1477'de George İngiltere'ye döndü ve burada en ünlü eseri olan Simya Karışımı veya Felsefe Taşı'nın Keşfine Giden On İki Kapı'yı yazdı. Çalışmasını Kral Edward IV'e ithaf etti. Ripley'e göre felsefe taşını elde etmeye giden "kapılar", kalsinasyon, çözünme, ayrılma, bağlantı, ayrışma, katılaşma, damıtma, süblimleşme, fermantasyon, yoğunlaşma, çoğalma ve yüzey temasıdır; Ripley bunlara huzursuzluk sürecini de eklemiştir. herkesin en önemlisidir ve bu nedenle parantez dışında bırakılmıştır.

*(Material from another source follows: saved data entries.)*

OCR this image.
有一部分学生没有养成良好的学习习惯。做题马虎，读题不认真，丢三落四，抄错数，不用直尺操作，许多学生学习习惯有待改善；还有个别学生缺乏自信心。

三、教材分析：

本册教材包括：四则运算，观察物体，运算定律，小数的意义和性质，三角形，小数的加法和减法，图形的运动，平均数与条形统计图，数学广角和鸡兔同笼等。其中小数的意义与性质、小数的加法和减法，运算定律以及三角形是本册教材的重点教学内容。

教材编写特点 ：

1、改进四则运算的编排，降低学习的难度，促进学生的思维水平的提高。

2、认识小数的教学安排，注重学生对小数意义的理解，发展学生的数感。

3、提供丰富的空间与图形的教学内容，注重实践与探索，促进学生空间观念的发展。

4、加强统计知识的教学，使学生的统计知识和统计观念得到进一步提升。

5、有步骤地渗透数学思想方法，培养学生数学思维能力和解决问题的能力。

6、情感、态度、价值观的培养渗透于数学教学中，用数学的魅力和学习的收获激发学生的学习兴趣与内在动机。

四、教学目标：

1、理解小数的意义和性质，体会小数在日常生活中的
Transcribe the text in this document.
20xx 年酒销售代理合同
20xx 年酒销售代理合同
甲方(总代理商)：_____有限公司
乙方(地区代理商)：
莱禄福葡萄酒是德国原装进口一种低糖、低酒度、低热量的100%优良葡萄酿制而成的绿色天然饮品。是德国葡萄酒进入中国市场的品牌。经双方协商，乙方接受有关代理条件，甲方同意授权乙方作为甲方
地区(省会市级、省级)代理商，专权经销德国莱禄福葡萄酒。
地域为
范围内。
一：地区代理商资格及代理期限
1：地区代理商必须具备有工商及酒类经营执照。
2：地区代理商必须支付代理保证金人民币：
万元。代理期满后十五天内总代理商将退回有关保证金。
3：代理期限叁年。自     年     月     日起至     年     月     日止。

“Ripley Parşömeni” en uzunu 6,5 metre uzunluğa ulaşan 20 parşömenden oluşuyor. Aslında, George'un orijinal parşömenleri, eğer mevcutsa, kayıp olarak kabul edilir ve onun adıyla imzalanan mevcut kopyalar, çağdaş veya daha sonraki röprodüksiyonlar veya yorumlardır. Hepsi tek bir olay örgüsünü tasvir ediyor ve bazıları George Ripley'in şiirlerini içeriyor, bu yüzden parşömenlere onun adı verildi. Mevcut parşömenlerden 16'sı İngiltere'deki, 4'ü ise Amerika Birleşik Devletleri'ndeki müzelerde saklanıyor.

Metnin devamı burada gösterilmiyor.